Smart Pointers with Reference Counting

When using auto_ptr, scoped_ptr and unique_ptr, there can only be one pointer that manages the object at the same time. But with reference counting, multiple smart pointers can manage a same object at the same time. The general idea is to assign a reference count to each object. When a pointer to this object is created, the count is added by 1. When a pointer is destroyed, the count minuses one. When the count becomes 0 which means no pointers are pointing to the object, the memory is released.

Here we defined a RefCount class which refers to the reference count.

template <typename T>
class RefCount {
 public:
  RefCount(T *ptr = nullptr) : _ptr(ptr) {
    if (_ptr != nullptr) _count = 1;
  }
  void addRef() { _count++; }
  int delRef() { return --_count; }
​
 private:
  T *_ptr;
  int _count;
};

In out SmartPtr, we modify its member functions to deal with the reference count properly. Please pay attention to the implementation of the destructor. The object is only destroyed when the count becomes 0.

template <typename T>
class SmartPtr {
 public:
  SmartPtr(T *ptr = nullptr) : _ptr(ptr) { _refCount = new RefCount<T>(ptr); }
  ~SmartPtr() {
    if (0 == _refCount->delRef()) {
      delete _ptr;
      _ptr = nullptr;
    }
  }
  T &operator*() { return *_ptr; }
  T *operator->() { return _ptr; }
  SmartPtr(const SmartPtr<T> &other) {
    _ptr = other._ptr;
    _refCount = other._refCount;
    if (_ptr != nullptr) _refCount->addRef();
  }
  SmartPtr<T> &operator=(const SmartPtr<T> &other) {
    if (this == &other) return *this;
    if (0 == _refCount->delRef()) {
      delete _ptr;
    }
    _ptr = other._ptr;
    _refCount = other._refCount;
    _refCount->addRef();
    return *this;
  }
​
 private:
  T *_ptr;
  RefCount<T> *_refCount;
};

Our self-defined smart pointer has the problem of thread safety.
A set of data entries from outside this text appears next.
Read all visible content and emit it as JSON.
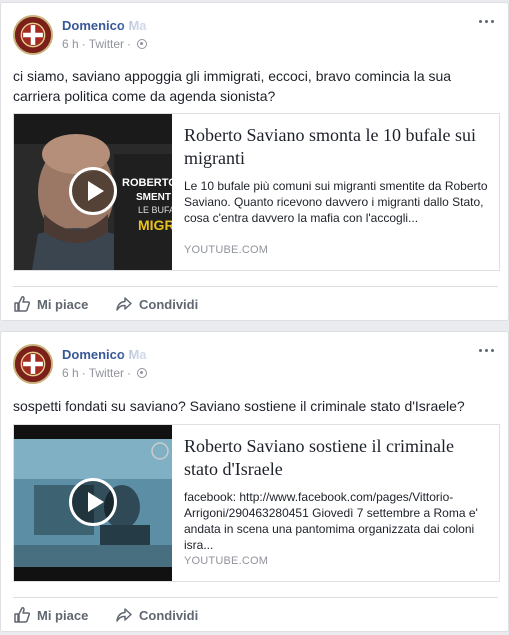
{
  "posts": [
    {
      "author": "Domenico Ma",
      "time": "6 h",
      "source": "Twitter",
      "text": "ci siamo, saviano appoggia gli immigrati, eccoci, bravo comincia la sua carriera politica come da agenda sionista?",
      "link": {
        "title": "Roberto Saviano smonta le 10 bufale sui migranti",
        "description": "Le 10 bufale più comuni sui migranti smentite da Roberto Saviano. Quanto ricevono davvero i migranti dallo Stato, cosa c'entra davvero la mafia con l'accogli...",
        "domain": "YOUTUBE.COM",
        "thumb_text": [
          "ROBERTO S",
          "SMENT",
          "LE BUFAL",
          "MIGRA"
        ]
      },
      "actions": {
        "like": "Mi piace",
        "share": "Condividi"
      }
    },
    {
      "author": "Domenico Ma",
      "time": "6 h",
      "source": "Twitter",
      "text": "sospetti fondati su saviano? Saviano sostiene il criminale stato d'Israele?",
      "link": {
        "title": "Roberto Saviano sostiene il criminale stato d'Israele",
        "description": "facebook: http://www.facebook.com/pages/Vittorio-Arrigoni/290463280451 Giovedì 7 settembre a Roma e' andata in scena una pantomima organizzata dai coloni isra...",
        "domain": "YOUTUBE.COM"
      },
      "actions": {
        "like": "Mi piace",
        "share": "Condividi"
      }
    }
  ],
  "icons": {
    "avatar": "crest-cross-icon",
    "more": "more-dots-icon",
    "privacy": "globe-icon",
    "play": "play-icon",
    "like": "thumbs-up-icon",
    "share": "share-arrow-icon"
  },
  "colors": {
    "link": "#365899",
    "muted": "#90949c",
    "action": "#606770",
    "background": "#e9ebee"
  }
}
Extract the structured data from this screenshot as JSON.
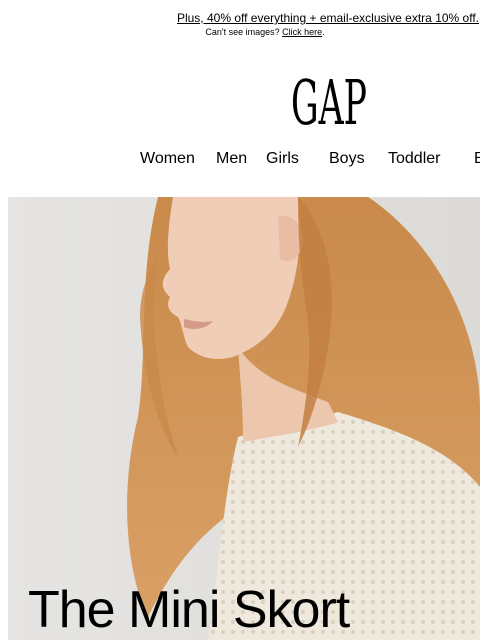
{
  "header": {
    "promo_text": "Plus, 40% off everything + email-exclusive extra 10% off.",
    "cant_see_text": "Can't see images?",
    "click_here_label": "Click here",
    "cant_see_suffix": "."
  },
  "brand": {
    "logo_text": "GAP"
  },
  "nav": {
    "items": [
      "Women",
      "Men",
      "Girls",
      "Boys",
      "Toddler",
      "B"
    ]
  },
  "hero": {
    "headline": "The Mini Skort"
  },
  "colors": {
    "background": "#ffffff",
    "text": "#000000",
    "hero_backdrop": "#e3e2e0"
  }
}
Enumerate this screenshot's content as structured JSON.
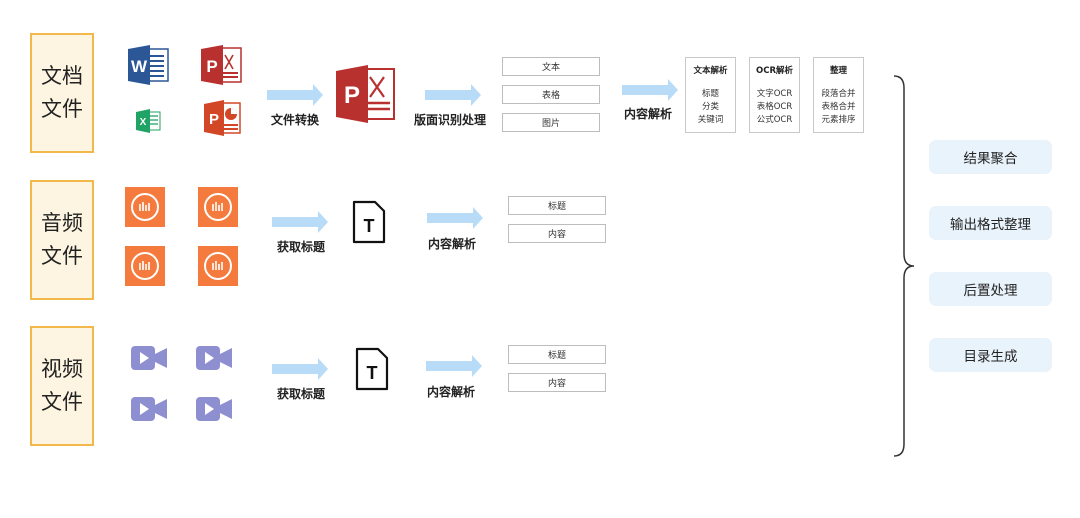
{
  "categories": {
    "doc": "文档\n文件",
    "audio": "音频\n文件",
    "video": "视频\n文件"
  },
  "doc_icons": {
    "word_letter": "W",
    "pdf_letter": "P",
    "excel_letter": "X",
    "ppt_letter": "P",
    "big_pdf_letter": "P"
  },
  "doc_row": {
    "convert_label": "文件转换",
    "layout_label": "版面识别处理",
    "chips": [
      "文本",
      "表格",
      "图片"
    ],
    "parse_label": "内容解析",
    "cards": [
      {
        "title": "文本解析",
        "items": [
          "标题",
          "分类",
          "关键词"
        ]
      },
      {
        "title": "OCR解析",
        "items": [
          "文字OCR",
          "表格OCR",
          "公式OCR"
        ]
      },
      {
        "title": "整理",
        "items": [
          "段落合并",
          "表格合并",
          "元素排序"
        ]
      }
    ]
  },
  "audio_row": {
    "title_label": "获取标题",
    "t_letter": "T",
    "parse_label": "内容解析",
    "chips": [
      "标题",
      "内容"
    ]
  },
  "video_row": {
    "title_label": "获取标题",
    "t_letter": "T",
    "parse_label": "内容解析",
    "chips": [
      "标题",
      "内容"
    ]
  },
  "final_steps": [
    "结果聚合",
    "输出格式整理",
    "后置处理",
    "目录生成"
  ],
  "colors": {
    "category_border": "#f2b94a",
    "category_fill": "#fdf5e2",
    "arrow": "#b8dcf7",
    "pill": "#e9f3fb",
    "word": "#2b5797",
    "pdf": "#b8312f",
    "excel": "#21a366",
    "ppt": "#d24726",
    "audio": "#f47b3d",
    "video": "#8e8fd0"
  }
}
The count may not be modified correctly with multithread. The C++ memory library use atomic operations for reference counting.

shared_ptr

shared_ptr is the smart pointer with reference counting in memory library. However, there is a problem with shared_ptr which is known as the cross-reference problem. Let's look at the following example. We have two classes A and B. In class A we have a shared_ptr of type B, while in class B we have a shared_ptr of type A.

class B;
class A {
public:
    A() {
        cout << "A()" << endl;
    }
    ~A() {
        cout << "~A()" << endl;
    }
    shared_ptr<B> _pb;
};
class B {
public:
    B() {
        cout << "B()" << endl;
    }
    ~B() {
        cout << "~B()" << endl;
    }
    shared_ptr<A> _pa;
};

Now in the main function we created two objects of A and B respectively. Then we let the pointer in pa point to pb, and let the pointer in pb point to pa. Then if we print out the reference count of these two objects, we find that the counts are both 2. However, we only have one pointer pointing to each object in main(). Therefore, the memory is not deallocated properly, which will cause a memory leak.

int main() {
    shared_ptr<A> pa = new A();
    shared_ptr<B> pb = new B();
    pa->_pb = pb;
    pb->_pa = pa;
    cout << pa.use_count() << endl; // 2
    cout << pb.use_count() << endl; // 2
    return 0;
}

weak_ptr

To fix this problem, we can use weak_ptr instead. As you can see from the name, a weak_ptr is weak because it does not have the ownership of the object. A weak_ptr acts like a observer, which will not change the reference count of the recourse, but can only examine if the object exists or not.

Here we can change the member variables of A and B into weak_ptr.

class B;
class A {
public:
    A() {
        cout << "A()" << endl;
    }
    ~A() {
        cout << "~A()" << endl;
    }
    weak_ptr<B> _pb;
};
class B {
public:
    B() {
        cout << "B()" << endl;
    }
    ~B() {
        cout << "~B()" << endl;
    }
    weak_ptr<A> _pa;
};

However, since weak_ptr doesn't have the ownership of an object, obviously it cannot access any methods of the object as well. Therefore, if we have a function foo() inside A, and a function bar() inside B which calls A::foo() with the weak_ptr, there will be an error.

class A {
    ...
    void foo() {
        // Do something here
    }
};
class B {
    ...
    void bar() {
        _pa->foo(); // ERROR
    }
}

In order to access the object methods with a weak_ptr, we need to use an upgrade function lock(). This function try to upgrade a weak_ptr into a shared_ptr. If the object exists, a shared_ptr to the object will be returned and corresponding methods can be called through it. If the object doesn't exist, a nullptr is returned instead.

class B {
    ...
    void bar() {
        shared_ptr<A> p = _pa.lock();
        if (p != nullptr)
            p->foo();
    }
};